The Darpa programme on maritime propulsion requires HTS magnets, he said, because it is seeking to build magnetohydrodynamic drives that produce magnetic fields of 20 tesla.

The only such drive tested to date was developed by Japan’s Mitsubishi in the 1990s and then abandoned. The drive generated a magnetic field of approximately 4 tesla, which successfully propelled a 30-metre boat but only at speeds of 6.6 knots (about 12 km/h).

By selling its magnet expertise to other fusion companies and industries, Tokamak Energy says it can ease its future funding requirements.

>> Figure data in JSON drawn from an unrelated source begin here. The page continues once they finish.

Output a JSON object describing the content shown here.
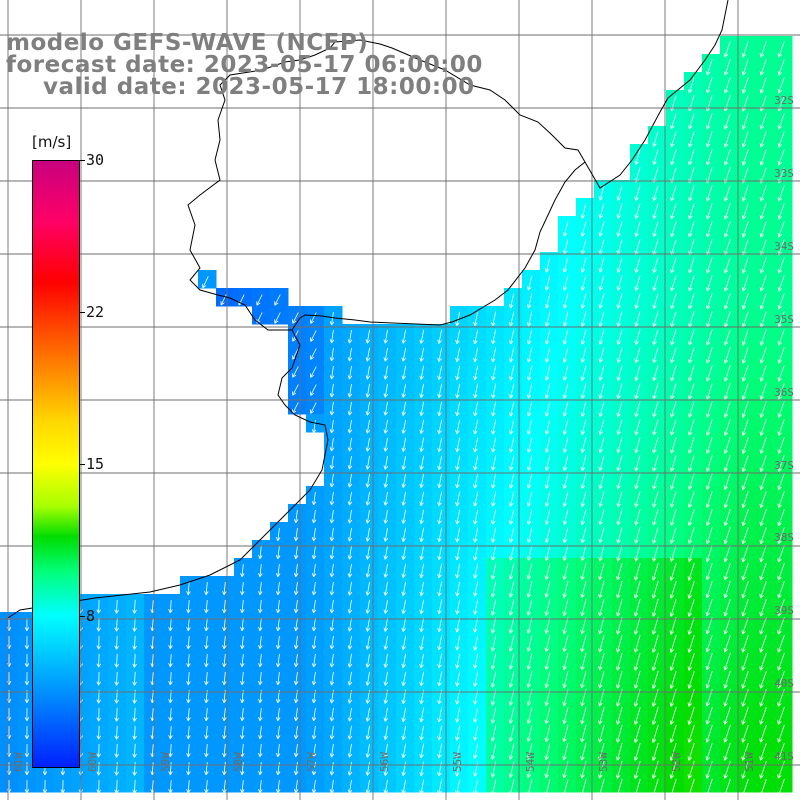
{
  "title": {
    "line1": "modelo GEFS-WAVE (NCEP)",
    "line2": "forecast date: 2023-05-17 06:00:00",
    "line3": "valid date: 2023-05-17 18:00:00"
  },
  "colorbar": {
    "unit": "[m/s]",
    "ticks": [
      "30",
      "22",
      "15",
      "8"
    ],
    "tick_values": [
      30,
      22,
      15,
      8
    ],
    "range": [
      0,
      30
    ]
  },
  "map": {
    "land_color": "#ffffff",
    "grid_color": "#6e6e6e",
    "coast_color": "#000000",
    "arrow_color": "#ffffff",
    "lat_labels": [
      "32S",
      "33S",
      "34S",
      "35S",
      "36S",
      "37S",
      "38S",
      "39S",
      "40S",
      "41S"
    ],
    "lon_labels": [
      "61W",
      "60W",
      "59W",
      "58W",
      "57W",
      "56W",
      "55W",
      "54W",
      "53W",
      "52W",
      "51W"
    ]
  }
}
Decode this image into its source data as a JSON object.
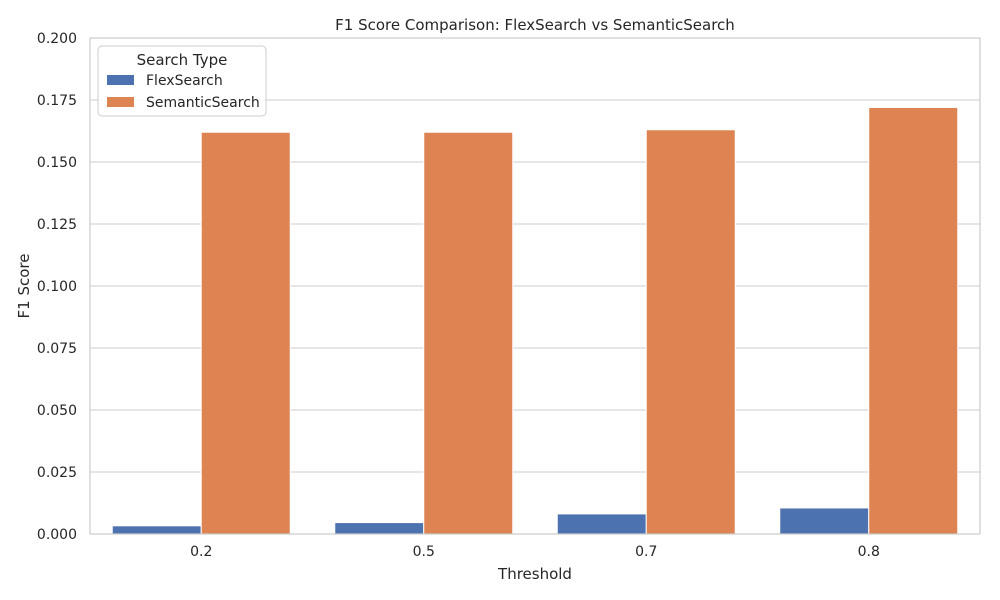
{
  "chart_data": {
    "type": "bar",
    "title": "F1 Score Comparison: FlexSearch vs SemanticSearch",
    "xlabel": "Threshold",
    "ylabel": "F1 Score",
    "categories": [
      "0.2",
      "0.5",
      "0.7",
      "0.8"
    ],
    "series": [
      {
        "name": "FlexSearch",
        "values": [
          0.0033,
          0.0046,
          0.0081,
          0.0105
        ],
        "color": "#4c72b0"
      },
      {
        "name": "SemanticSearch",
        "values": [
          0.162,
          0.162,
          0.163,
          0.172
        ],
        "color": "#dd8452"
      }
    ],
    "ylim": [
      0,
      0.2
    ],
    "yticks": [
      "0.000",
      "0.025",
      "0.050",
      "0.075",
      "0.100",
      "0.125",
      "0.150",
      "0.175",
      "0.200"
    ],
    "grid": true,
    "legend": {
      "title": "Search Type",
      "placement": "top-left"
    }
  }
}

Private sector fusion companies have raised about $7bn in investment to date but fundraising is challenging as long as revenues from commercial fusion power remain at least a decade away.

Tokamak Energy, which employees about 250 people, is in the middle of another funding round having previously raised $250mn from private investors and government grants. At least $50mn of that has been spent on magnet development.

“It’s a very difficult investment story because your typical venture capital investors are looking for a return in a defined period of time, and the magnets business helps us there because we can actually point to a return,” said Christian Lowis, the company’s general counsel.

The company has already signed HTS-related contracts with several customers and estimates TE Magnetics could generate £8mn in annual revenues next year and £300mn a year by the end of the decade.

“Key to our model is owning the design of the magnets,” Lowis said. “Whether we manufacture the magnets, subcontract the manufacture to somebody else, sublicence the IP to somebody else or even sublicence them to another fusion company for them to manufacture themselves, they’re all potential options.”